By Ben Geman
Tonight’s Democratic primary debate in Las Vegas laid bare the candidates’ differences over fracking as Bernie Sanders defended his push for an outright ban and challenged concerns that it could hurt Democrats politically.
Driving the news: NBC’s Chuck Todd asked Sanders what he would tell workers in Pennsylvania, a swing state where natural gas extraction via fracking is a major industry.
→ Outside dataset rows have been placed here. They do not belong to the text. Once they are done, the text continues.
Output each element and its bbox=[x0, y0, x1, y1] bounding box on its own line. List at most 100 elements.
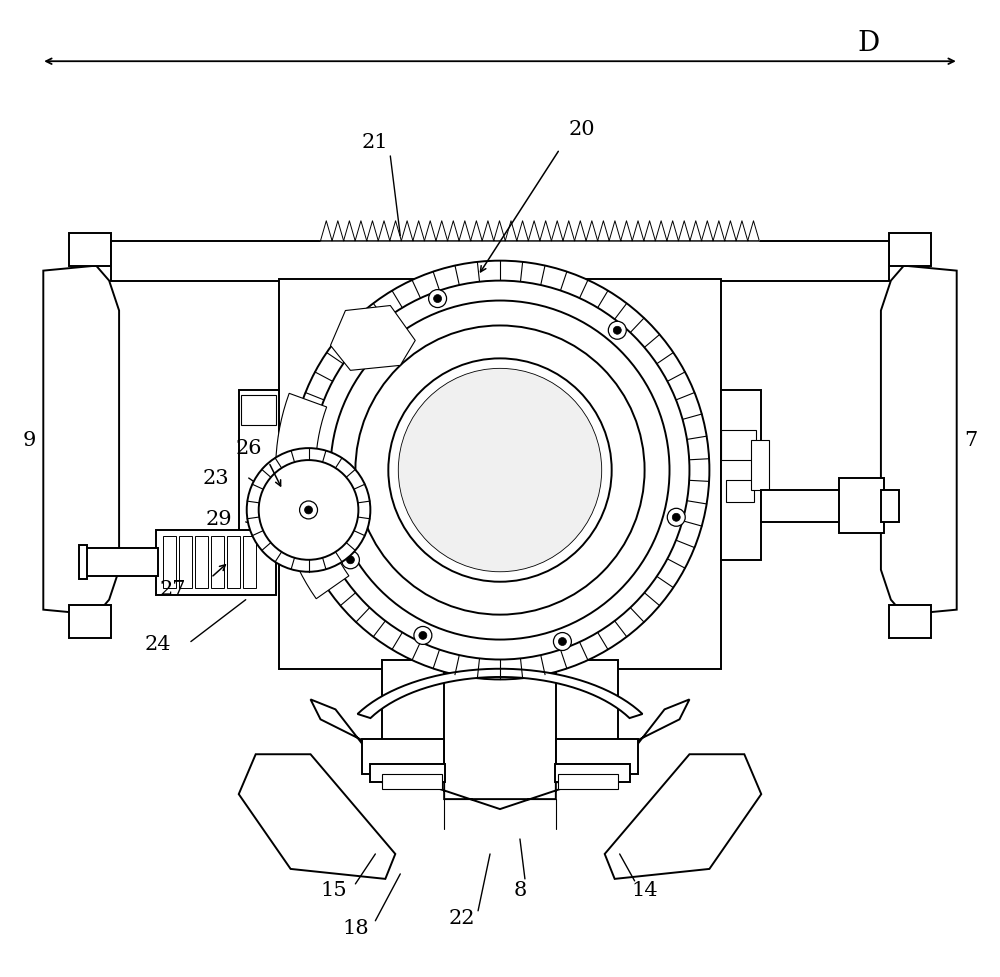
Polygon shape bbox=[332, 221, 344, 240]
Bar bbox=[111, 240, 889, 280]
Polygon shape bbox=[448, 221, 459, 240]
Polygon shape bbox=[598, 221, 609, 240]
Bar bbox=[239, 390, 279, 560]
Circle shape bbox=[672, 513, 680, 522]
Bar bbox=[556, 659, 618, 769]
Bar bbox=[839, 478, 884, 532]
Text: 7: 7 bbox=[964, 431, 977, 449]
Circle shape bbox=[558, 638, 566, 646]
Polygon shape bbox=[471, 221, 482, 240]
Polygon shape bbox=[330, 306, 415, 370]
Text: D: D bbox=[858, 29, 880, 57]
Polygon shape bbox=[702, 221, 713, 240]
Bar bbox=[555, 764, 630, 783]
Bar bbox=[227, 535, 240, 588]
Text: 23: 23 bbox=[202, 469, 229, 488]
Circle shape bbox=[398, 368, 602, 572]
Text: 26: 26 bbox=[235, 439, 262, 457]
Polygon shape bbox=[736, 221, 748, 240]
Bar bbox=[69, 233, 111, 266]
Text: 22: 22 bbox=[449, 910, 475, 928]
Polygon shape bbox=[605, 754, 761, 879]
Polygon shape bbox=[276, 394, 349, 599]
Bar bbox=[79, 545, 87, 578]
Circle shape bbox=[388, 359, 612, 581]
Circle shape bbox=[316, 497, 324, 506]
Bar bbox=[179, 535, 192, 588]
Polygon shape bbox=[459, 221, 471, 240]
Polygon shape bbox=[367, 221, 378, 240]
Bar bbox=[556, 740, 638, 774]
Polygon shape bbox=[358, 669, 642, 718]
Bar bbox=[558, 774, 618, 789]
Circle shape bbox=[291, 261, 709, 679]
Circle shape bbox=[608, 321, 626, 339]
Circle shape bbox=[355, 325, 645, 615]
Bar bbox=[370, 764, 445, 783]
Polygon shape bbox=[632, 221, 644, 240]
Polygon shape bbox=[239, 754, 395, 879]
Circle shape bbox=[419, 631, 427, 639]
Circle shape bbox=[305, 506, 313, 514]
Text: 14: 14 bbox=[631, 881, 658, 901]
Polygon shape bbox=[424, 221, 436, 240]
Polygon shape bbox=[690, 221, 702, 240]
Bar bbox=[881, 490, 899, 522]
Bar bbox=[241, 396, 276, 425]
Bar bbox=[279, 278, 721, 669]
Bar bbox=[761, 490, 841, 522]
Circle shape bbox=[259, 460, 358, 560]
Polygon shape bbox=[321, 221, 332, 240]
Text: 9: 9 bbox=[23, 431, 36, 449]
Polygon shape bbox=[667, 221, 678, 240]
Polygon shape bbox=[517, 221, 528, 240]
Polygon shape bbox=[725, 221, 736, 240]
Bar bbox=[211, 535, 224, 588]
Polygon shape bbox=[609, 221, 621, 240]
Circle shape bbox=[553, 632, 571, 651]
Circle shape bbox=[330, 301, 670, 640]
Polygon shape bbox=[713, 221, 725, 240]
Polygon shape bbox=[378, 221, 390, 240]
Polygon shape bbox=[528, 221, 540, 240]
Circle shape bbox=[300, 501, 318, 519]
Circle shape bbox=[429, 289, 447, 308]
Polygon shape bbox=[43, 266, 119, 615]
Bar bbox=[751, 440, 769, 490]
Bar bbox=[889, 233, 931, 266]
Bar bbox=[69, 605, 111, 638]
Bar bbox=[362, 740, 444, 774]
Bar bbox=[726, 480, 754, 502]
Polygon shape bbox=[344, 221, 355, 240]
Polygon shape bbox=[436, 221, 448, 240]
Text: 8: 8 bbox=[513, 881, 527, 901]
Circle shape bbox=[341, 551, 359, 569]
Circle shape bbox=[667, 508, 685, 527]
Bar bbox=[156, 530, 276, 595]
Circle shape bbox=[613, 326, 621, 334]
Bar bbox=[243, 535, 256, 588]
Bar bbox=[83, 548, 158, 575]
Circle shape bbox=[414, 626, 432, 645]
Polygon shape bbox=[355, 221, 367, 240]
Polygon shape bbox=[575, 221, 586, 240]
Polygon shape bbox=[494, 221, 505, 240]
Text: 20: 20 bbox=[568, 119, 595, 139]
Polygon shape bbox=[563, 221, 575, 240]
Circle shape bbox=[346, 556, 354, 564]
Bar bbox=[382, 774, 442, 789]
Bar bbox=[889, 605, 931, 638]
Text: 18: 18 bbox=[342, 919, 369, 938]
Polygon shape bbox=[540, 221, 551, 240]
Polygon shape bbox=[401, 221, 413, 240]
Polygon shape bbox=[482, 221, 494, 240]
Polygon shape bbox=[505, 221, 517, 240]
Polygon shape bbox=[881, 266, 957, 615]
Text: 15: 15 bbox=[320, 881, 347, 901]
Circle shape bbox=[247, 448, 370, 572]
Bar bbox=[721, 430, 756, 460]
Polygon shape bbox=[586, 221, 598, 240]
Bar bbox=[382, 659, 444, 769]
Bar bbox=[721, 390, 761, 560]
Polygon shape bbox=[551, 221, 563, 240]
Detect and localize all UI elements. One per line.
Todd cited this New York Times piece on the politics of fracking there.
- Sanders, who is leading in national polls, replied he would tell workers of the need to act “incredibly boldly” in the near future to prevent “irreparable” global damage from climate change.
- ‘The Green New Deal that I support, by the way, will create up to 20 million good-paying jobs as we move our energy system away from fossil fuel to energy efficiency and sustainable energy,” said Sanders.
The other side: Michael Bloomberg, whose has donated heavily to anti-coal and other climate efforts, said he did not support a ban a fracking, the technique that has enabled the decade-plus surge in U.S. oil and natural gas production.
- “If we enforced some of the rules on fracking so that they don’t release methane into the air and into the water, you will make a big difference, but we are not going to get rid of fracking for a while,” he said.
- “We want to go to all renewables, but that is still many years from now,” Bloomberg said.
Similarly, Amy Klobuchar referred to natural gas as a “transitional fuel” but said she does not support calls for a ban.
- “We have to review all of the permits that are out there right now for natural gas and then make decisions on each one of them and then not grant new ones until we make sure that it is safe,” she said.
The big picture: A national ban on fracking — which Sanders and Elizabeth Warren support — is extraordinarily unlikely to get through Congress.
- But an anti-fracking president could greatly restrict the practice on federal lands.
- However, the U.S. oil and gas production boom has been centered largely on state and private lands in Texas, Pennsylvania and elsewhere.